Mr Lif
Don’t Look Down
Même si son dernier album, I Heard it Today, date de 2009, on avait perdu de vue Mr. Lif depuis une décennie, c’est-à-dire depuis Mo’ Mega (2006). La sortie de Don’t Look Down est l’occasion de constater que ce qui demeure son LP le plus connu, I Phantom (2003), a été réédité l’année passée aux bons soins de Mello Music, label sur lequel on n’est pas surpris de retrouver le Bostonien. Comme son prédécesseur de 2003, cet opus au titre suggestif se présente comme un album-concept, avec pour trame le récit des hauts et des bas (surtout des bas) de l’existence. Il s’en distingue cependant sur la forme car, contrairement à son prédécesseur, les morceaux ne sont pas entrecoupés de dialogues. De plus, le récit est plus directement personnel que sur I Phantom, qui mettait en scène un personnage. Réchappé d’un grave accident de la route qui l’a éloigné un moment de la scène artistique, éloignement prolongé par l’inondation de son studio quelques années plus tard (!), Jeffrey Haynes parle plus directement de lui-même.

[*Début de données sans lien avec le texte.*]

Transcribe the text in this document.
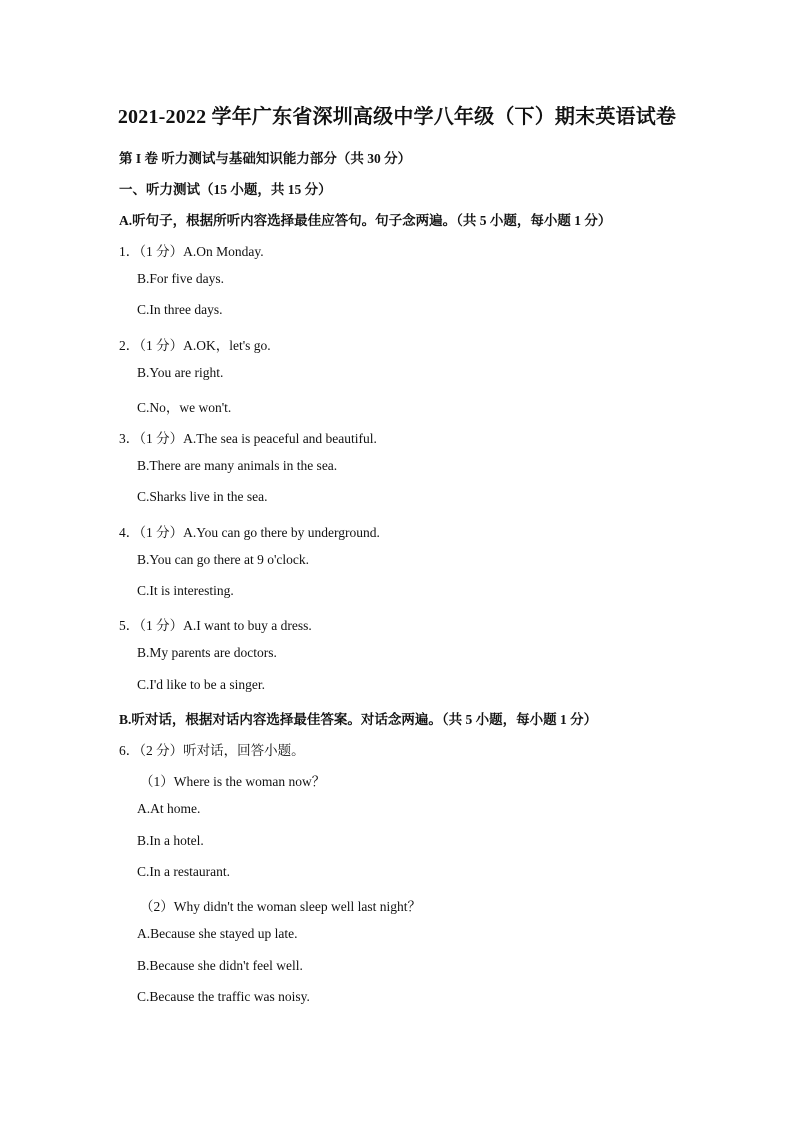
2021-2022 学年广东省深圳高级中学八年级（下）期末英语试卷
第 I 卷 听力测试与基础知识能力部分（共 30 分）
一、听力测试（15 小题，共 15 分）
A.听句子，根据所听内容选择最佳应答句。句子念两遍。（共 5 小题，每小题 1 分）
1．（1 分）A.On Monday.
B.For five days.
C.In three days.
2．（1 分）A.OK，let's go.
B.You are right.
C.No，we won't.
3．（1 分）A.The sea is peaceful and beautiful.
B.There are many animals in the sea.
C.Sharks live in the sea.
4．（1 分）A.You can go there by underground.
B.You can go there at 9 o'clock.
C.It is interesting.
5．（1 分）A.I want to buy a dress.
B.My parents are doctors.
C.I'd like to be a singer.
B.听对话，根据对话内容选择最佳答案。对话念两遍。（共 5 小题，每小题 1 分）
6．（2 分）听对话，回答小题。
（1）Where is the woman now？
A.At home.
B.In a hotel.
C.In a restaurant.
（2）Why didn't the woman sleep well last night？
A.Because she stayed up late.
B.Because she didn't feel well.
C.Because the traffic was noisy.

Et pour ce faire, il a renoncé à toute fioriture. Dix titres, trente-six minutes : l’album est court et par conséquent un peu frustrant. Mais Mr. Lif a sans doute bien fait d’aller à l’essentiel en évitant tout remplissage, en un hommage implicite à Illmatic ou Follow the Leader. Ne comportant aucun déchet, l’album est l’occasion de démontrer que le membre des Perceptionists (le groupe est réuni le temps du septième morceau, « Mission Accomplished », et son petit fond blaxploitation) n’a rien perdu de son aisance. Du fast rap (« The Abyss », avec ses cris de loups en arrière-fond et ses scratches) jusqu’au morceau-titre, où l’accord de piano introductif laisse place à une nappe de synthé lui donnant une touche céleste, son rap, rehaussé par une voix aisément reconnaissable, n’est jamais pris en défaut.
À l’exception de ce dernier titre, qui dépasse les cinq minutes, tous les morceaux tournent autour de trois minutes, mais l’ambiance de chacun d’eux est variée, épousant les différents états exprimés, du trente-sixième dessous à la résurrection. Propulsé par le storytelling oppressant de « Pounds of Pressure », sur fond de sirènes, de coups de feu et d’un riff de guitare sans espoir, le disque passe par des moments plus apaisants, comme l’optimiste « A Better day » et ses cordes délicates, refrain chanté à l’appui. Et d’autres plus distordus, en particulier « Whizdom », qui invite Blacastan sous la houlette d’un autre Bostonien perdu de vue, l’irremplaçable Edan, avec un sample que n’aurait pas renié J-Zone. Huit producteurs se partagent le gâteau mais tout tient bien ensemble et rien ne vient gâcher le tableau, même les refrains chantés de « Let Go » et « A Better day ». Breaks, scratches, variations instrumentales, invités triés sur le volet (dont Del sur « World Renown », les deux hommes s’étant déjà croisés notamment sur Deltron 3030) : Don’t Look Down est à la hauteur du reste de la discographie de Mr. Lif. À croire qu’il a écouté Sameer Ahmad lors de notre récente émission : le bon album, c’est celui dans lequel il n’y a plus rien à enlever.